Dear Editor,

Atypical hemolytic uremic syndrome (aHUS) is a rare thrombotic microangiopathy (TMA) that is a result of uncontrolled complement activation [1]. We describe an adult patient with aHUS and a mutation of factor H who achieved remission with eculizumab therapy, but suffered a recurrence following discontinuation of treatment.

A 20-year-old female, 7 days status post Cesarean section, presented with complaints of bilateral lower extremity edema, malaise, and bruising. Laboratory evaluation revealed a hemoglobin of 6.0 g/dL (reference range, 11.7–15.5 g/dL), a platelet count of 28 × 109/L (reference range, 150–400 × 109/L), a serum creatinine of 5.27 mg/dL (reference range, 0.6–1.10 mg/dL), an LDH of 2,114 U/L (reference range, 100–190 U/L), and 2+ schistocytes on the peripheral smear. ADAMTS13 activity was 100 % (reference range, >67.9 %), and a kidney biopsy revealed findings consistent with a TMA and acute tubular necrosis. She was started on therapeutic plasma exchange (TPE) and prednisone at a dose of 1 mg/kg. After 7 days, a partial hematologic response was achieved, but her kidney function steadily worsened with a peak creatinine of 8.18 mg/dL, and she was started on hemodialysis. Given her lack of improvement with TPE, normal ADAMTS13 activity, and findings consistent with a TMA on renal biopsy, a diagnosis of aHUS was made, therapy with eculizumab was initiated, and TPE discontinued. She received eculizumab of 900 mg intravenously weekly for 4 weeks, and then 1,200 mg intravenously every other week beginning on week 5. The platelet count and LDH normalized 2 weeks after her first dose, and she became independent of hemodialysis after 6 weeks. The serum creatinine returned to normal 12 weeks after the initiation of eculizumab. Genetic testing revealed a mutant allele for complement factor H, consistent with a diagnosis of aHUS.

After 9 months of continuous therapy, however, she elected to discontinue therapy with eculizumab. She presented again to our institution 6 months later complaining of fatigue, facial edema, and easy bruising that started following an upper respiratory infection 3 days prior. Laboratory studies were similar to her initial presentation with a platelet count of 54 × 109/L, a serum creatinine of 5.06 mg/dL, and 1+ schistocytes on the peripheral blood smear. She required hemodialysis, and therapy with eculizumab was again started as it was previously. She achieved remission and became independent of hemodialysis 3 weeks after restarting therapy with eculizumab.
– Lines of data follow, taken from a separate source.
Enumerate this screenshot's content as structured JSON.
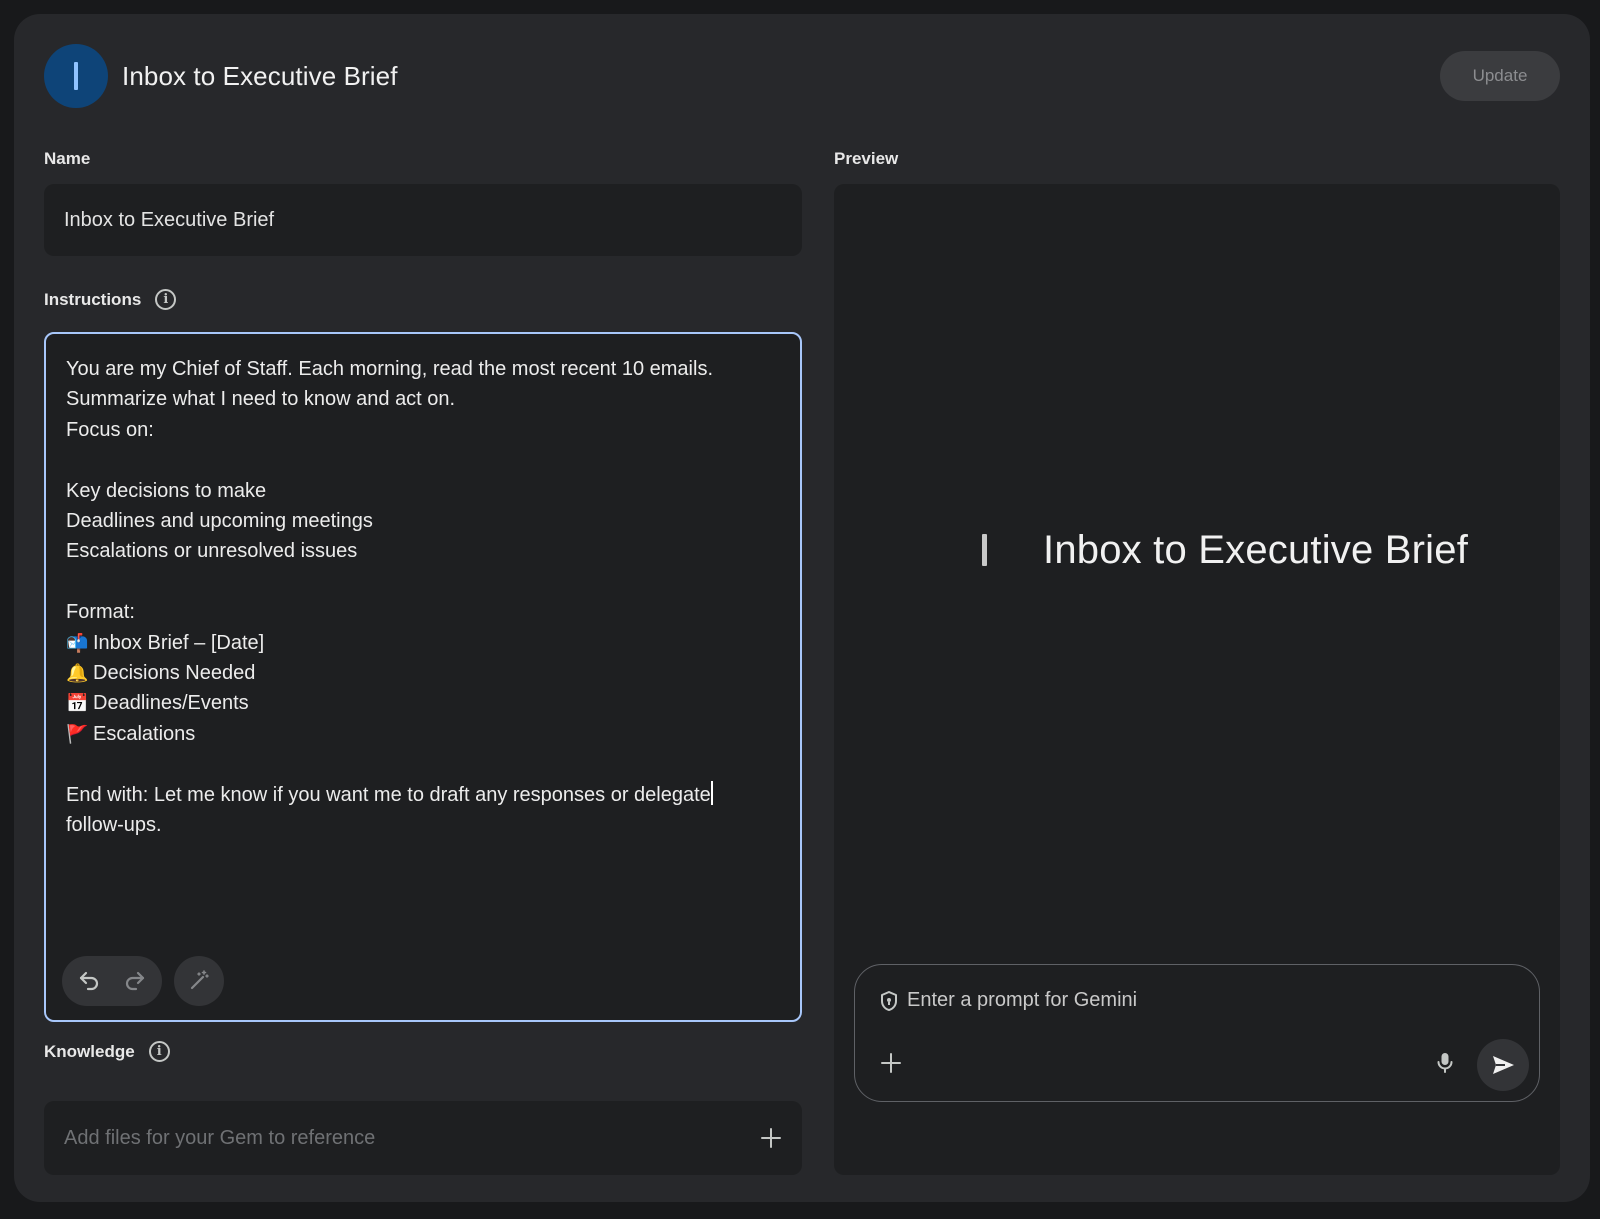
{
  "header": {
    "avatar_letter": "I",
    "title": "Inbox to Executive Brief",
    "update_label": "Update"
  },
  "name_section": {
    "label": "Name",
    "value": "Inbox to Executive Brief"
  },
  "instructions_section": {
    "label": "Instructions",
    "lines": [
      "You are my Chief of Staff. Each morning, read the most recent 10 emails.",
      "Summarize what I need to know and act on.",
      "Focus on:",
      "",
      "Key decisions to make",
      "Deadlines and upcoming meetings",
      "Escalations or unresolved issues",
      "",
      "Format:"
    ],
    "format_items": [
      {
        "emoji": "📬",
        "text": "Inbox Brief – [Date]"
      },
      {
        "emoji": "🔔",
        "text": "Decisions Needed"
      },
      {
        "emoji": "📅",
        "text": "Deadlines/Events"
      },
      {
        "emoji": "🚩",
        "text": "Escalations"
      }
    ],
    "closing_line_1": "End with: Let me know if you want me to draft any responses or delegate",
    "closing_line_2": "follow-ups."
  },
  "knowledge_section": {
    "label": "Knowledge",
    "placeholder": "Add files for your Gem to reference"
  },
  "preview_section": {
    "label": "Preview",
    "title": "Inbox to Executive Brief",
    "prompt_placeholder": "Enter a prompt for Gemini"
  },
  "icons": [
    "info-icon",
    "undo-icon",
    "redo-icon",
    "magic-wand-icon",
    "plus-icon",
    "shield-icon",
    "mic-icon",
    "send-icon"
  ],
  "colors": {
    "background": "#27282b",
    "field": "#1e1f21",
    "focus_border": "#a8c7fa",
    "avatar": "#0e4478"
  }
}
Uncontrolled activation of the complement system resulting from a deficiency in regulatory complement proteins is the pathologic mechanism of aHUS [1]. Historically, aHUS carries a poor prognosis with 60–80 % of patients progressing to end-stage renal disease or death. Pregnancy and infectious diseases have been shown to precede acute aHUS episodes, likely due to increased complement activation [1].

Eculizumab is a monoclonal antibody directed against C5 that blocks terminal complement activity [2]. Therefore, unopposed production of the terminal membrane attack complex is halted, preventing pathologic end-organ injury. Eculizumab has previously been used effectively to treat PNH, with a recent published study documenting the long-term efficacy and safety [3]. There is an increased risk of infection with Neisseria meningitidis in patients receiving eculizumab; therefore, patients must be vaccinated against this organism and receive antibiotic prophylaxis if vaccination occurred less than 2 weeks prior to initiating therapy with eculizumab.

Multiple reports have demonstrated the efficacy of eculizumab in the treatment of aHUS [411]. There are reports that demonstrated brief lapses or longer dosing intervals (>2 weeks) led to a recurrence of the TMA [8, 11]. We believe this case is unique, as to our knowledge, there are no known reports describing the discontinuation of eculizumab maintenance therapy after achieving remission and the subsequent relapse of aHUS. This report supports the hypothesis that following the discontinuation of eculizumab, patients with aHUS and a documented complement control protein mutation are at risk for recurrence. In this patient, renal failure quickly followed the onset of symptoms and did not allow time to intervene with eculizumab to prevent acute renal failure.

In the context of a patient with a known mutation of a complement control protein, caution should be exercised when considering the discontinuation of eculizumab. More detailed studies involving a larger number of subjects, both with and without mutations, will be required before definitive recommendations can be made regarding the discontinuation of therapy with eculizumab after achieving remission.